Já perdi muita gente, por compor meus versos,
minhas prosas de mundo, sociedade, anseios,
esperanças e meios de sonhar e ser
ou estilos, verdades e comportamentos...
Um olhar sobre tudo pode custar caro,
pode até nos render a solidão e a pira,
quando a ira da massa quer nos ver queimar...
Têm as letras as forças que desnudam medos,
flagram dores, angústias, mazelas e ranços,
dão à luz os segredos que ninguém confessa...
DOCE VIDA
Demétrio Sena, Magé - RJ.
Há um mundo melhor quando bala perdida
é de anis, hortelã, tamarindo, morango,
pra que a vida nos faça degustar sabores;
converter nosso tango em terreiro de samba...
O que tem de ser bom seja em dobro; bombom
e assim rezaremos Ave-Mariola
em um tom colorido; risonho; fluente;
num suspiro de amor ou de creme de ovos...
Quando nossa esperança teimar em dar bolo,
vamos ser confeiteiros de bolo de festa,
porque sempre nos resta uma nova ilusão...
Tudo pode ser doce, apesar das mazelas;
saborize o viver com rodelas de sonhos
de amizades, de amores e de padaria...
CORAÇÕES INFÉRTEIS
Demétrio Sena - Magé
Qualquer um é meu próximo, a vida me diz,
diferenças me fundem ao meu semelhante;
felicite meus olhos ver alguém feliz,
vê-lo triste me cause tristeza constante...

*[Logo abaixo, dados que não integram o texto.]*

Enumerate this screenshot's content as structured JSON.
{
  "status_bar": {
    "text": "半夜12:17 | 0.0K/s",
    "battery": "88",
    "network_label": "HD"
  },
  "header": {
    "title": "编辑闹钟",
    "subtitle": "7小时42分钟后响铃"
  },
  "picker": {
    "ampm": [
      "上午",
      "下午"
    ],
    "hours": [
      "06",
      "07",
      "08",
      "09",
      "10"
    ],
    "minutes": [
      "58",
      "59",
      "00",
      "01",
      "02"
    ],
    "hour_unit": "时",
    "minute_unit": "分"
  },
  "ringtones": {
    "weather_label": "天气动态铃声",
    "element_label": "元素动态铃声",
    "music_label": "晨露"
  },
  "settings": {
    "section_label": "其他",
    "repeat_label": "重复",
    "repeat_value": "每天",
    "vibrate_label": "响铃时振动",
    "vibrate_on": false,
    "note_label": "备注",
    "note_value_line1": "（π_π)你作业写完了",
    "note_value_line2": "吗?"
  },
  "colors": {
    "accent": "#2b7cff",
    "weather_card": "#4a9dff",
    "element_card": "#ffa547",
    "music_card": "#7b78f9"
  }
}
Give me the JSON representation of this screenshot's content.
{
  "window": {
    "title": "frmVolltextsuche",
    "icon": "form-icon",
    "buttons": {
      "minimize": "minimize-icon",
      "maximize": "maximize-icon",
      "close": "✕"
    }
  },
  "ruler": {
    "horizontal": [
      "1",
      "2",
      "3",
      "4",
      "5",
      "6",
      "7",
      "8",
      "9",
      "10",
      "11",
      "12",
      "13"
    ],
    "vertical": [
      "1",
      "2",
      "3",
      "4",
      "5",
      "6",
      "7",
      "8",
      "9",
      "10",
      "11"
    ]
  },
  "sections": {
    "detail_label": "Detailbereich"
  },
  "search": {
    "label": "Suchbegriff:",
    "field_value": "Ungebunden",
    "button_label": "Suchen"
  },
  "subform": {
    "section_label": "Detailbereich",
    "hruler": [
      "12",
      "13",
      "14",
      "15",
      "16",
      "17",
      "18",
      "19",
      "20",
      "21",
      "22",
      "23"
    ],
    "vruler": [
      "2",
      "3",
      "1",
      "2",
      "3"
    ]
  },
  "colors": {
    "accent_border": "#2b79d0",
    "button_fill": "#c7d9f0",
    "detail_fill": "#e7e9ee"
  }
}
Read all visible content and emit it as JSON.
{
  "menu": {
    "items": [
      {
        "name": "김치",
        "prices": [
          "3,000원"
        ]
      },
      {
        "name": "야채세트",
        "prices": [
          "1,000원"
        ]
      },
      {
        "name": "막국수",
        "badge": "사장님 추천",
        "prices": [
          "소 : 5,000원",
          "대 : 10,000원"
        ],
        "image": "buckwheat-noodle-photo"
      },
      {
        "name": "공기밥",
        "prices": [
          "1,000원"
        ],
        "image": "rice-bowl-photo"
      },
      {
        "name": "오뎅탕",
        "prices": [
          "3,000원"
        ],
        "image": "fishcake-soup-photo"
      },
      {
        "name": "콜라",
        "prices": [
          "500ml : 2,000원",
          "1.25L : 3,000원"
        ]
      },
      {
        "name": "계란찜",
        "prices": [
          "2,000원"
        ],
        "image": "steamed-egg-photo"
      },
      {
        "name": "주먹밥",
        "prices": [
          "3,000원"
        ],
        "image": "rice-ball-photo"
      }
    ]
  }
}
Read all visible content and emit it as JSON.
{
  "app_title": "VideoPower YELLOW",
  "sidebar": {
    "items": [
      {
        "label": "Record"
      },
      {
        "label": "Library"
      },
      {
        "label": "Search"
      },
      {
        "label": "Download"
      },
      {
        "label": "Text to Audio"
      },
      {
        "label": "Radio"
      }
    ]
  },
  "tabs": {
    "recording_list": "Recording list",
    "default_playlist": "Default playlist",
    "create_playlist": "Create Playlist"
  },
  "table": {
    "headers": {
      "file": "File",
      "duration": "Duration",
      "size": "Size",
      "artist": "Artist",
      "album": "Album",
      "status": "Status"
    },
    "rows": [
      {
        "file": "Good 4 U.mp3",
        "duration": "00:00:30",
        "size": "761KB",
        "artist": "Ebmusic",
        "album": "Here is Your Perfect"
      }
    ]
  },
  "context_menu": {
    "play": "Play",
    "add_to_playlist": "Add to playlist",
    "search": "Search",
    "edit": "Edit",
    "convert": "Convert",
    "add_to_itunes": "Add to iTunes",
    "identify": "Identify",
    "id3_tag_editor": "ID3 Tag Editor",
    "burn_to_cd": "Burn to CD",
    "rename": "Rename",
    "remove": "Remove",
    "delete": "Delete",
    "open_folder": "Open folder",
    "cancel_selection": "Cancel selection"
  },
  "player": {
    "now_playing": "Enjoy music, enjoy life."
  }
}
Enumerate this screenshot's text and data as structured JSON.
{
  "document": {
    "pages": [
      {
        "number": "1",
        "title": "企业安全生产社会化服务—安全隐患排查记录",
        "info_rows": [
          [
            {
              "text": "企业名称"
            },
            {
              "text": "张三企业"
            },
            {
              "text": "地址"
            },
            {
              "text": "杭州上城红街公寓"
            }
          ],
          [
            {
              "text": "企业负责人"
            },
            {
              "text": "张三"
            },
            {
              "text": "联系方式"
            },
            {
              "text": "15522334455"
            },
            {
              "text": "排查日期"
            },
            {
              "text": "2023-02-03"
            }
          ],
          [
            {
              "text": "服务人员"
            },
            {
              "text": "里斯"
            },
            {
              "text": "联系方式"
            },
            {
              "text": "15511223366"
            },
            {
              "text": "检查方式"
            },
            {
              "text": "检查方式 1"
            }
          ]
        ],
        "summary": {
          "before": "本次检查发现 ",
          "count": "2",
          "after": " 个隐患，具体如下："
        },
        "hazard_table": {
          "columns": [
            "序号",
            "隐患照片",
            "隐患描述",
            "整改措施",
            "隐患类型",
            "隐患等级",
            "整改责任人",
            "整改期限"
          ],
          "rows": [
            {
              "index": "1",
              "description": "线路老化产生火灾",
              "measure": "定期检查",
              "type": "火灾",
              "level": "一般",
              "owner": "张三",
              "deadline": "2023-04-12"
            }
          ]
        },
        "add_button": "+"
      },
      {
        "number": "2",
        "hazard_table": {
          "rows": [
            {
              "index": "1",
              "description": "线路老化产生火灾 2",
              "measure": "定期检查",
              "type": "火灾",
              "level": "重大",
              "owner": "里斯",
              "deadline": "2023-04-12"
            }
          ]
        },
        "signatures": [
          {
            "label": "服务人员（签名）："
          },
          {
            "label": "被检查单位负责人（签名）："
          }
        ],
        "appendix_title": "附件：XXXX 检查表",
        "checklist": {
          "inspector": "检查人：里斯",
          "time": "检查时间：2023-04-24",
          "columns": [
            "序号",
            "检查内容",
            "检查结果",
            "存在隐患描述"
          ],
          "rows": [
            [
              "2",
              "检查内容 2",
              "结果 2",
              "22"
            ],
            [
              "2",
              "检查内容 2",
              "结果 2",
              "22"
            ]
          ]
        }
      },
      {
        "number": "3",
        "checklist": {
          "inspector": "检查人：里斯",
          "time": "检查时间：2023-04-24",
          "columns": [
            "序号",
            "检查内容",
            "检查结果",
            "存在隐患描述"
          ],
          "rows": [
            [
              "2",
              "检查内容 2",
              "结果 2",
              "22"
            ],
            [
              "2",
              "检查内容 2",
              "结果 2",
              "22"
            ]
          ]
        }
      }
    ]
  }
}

Há um mundo que geme dessa dor constante;
solidões que se agravam na mesma raiz;
um amor que apodrece como dom farsante;
corações mais inférteis do que pó de giz...
Apesar dos contrastes, temos em comum
as verdades em volta, que nos fazem um;
pra que servem as crenças e seus preconceitos?
Temos fé professada nos gritos de guerra,
num inferno que finge ser o céu na terra;
somos trastes caiados de seres perfeitos...
CONVITE
Demétrio Sena - Magé
Nunca tive o sossego dos de vida ganha,
como nunca senti que poderia tê-lo,
ser de gelo ante os males do mundo em redor
nem usar artimanha pra viver em paz...
Porque há desconforto no menor conforto,
desde quando beirei a tragédia da fome,
da pessoa sem nome, dos becos escuros,
das meninas de porto e garotos de rinha...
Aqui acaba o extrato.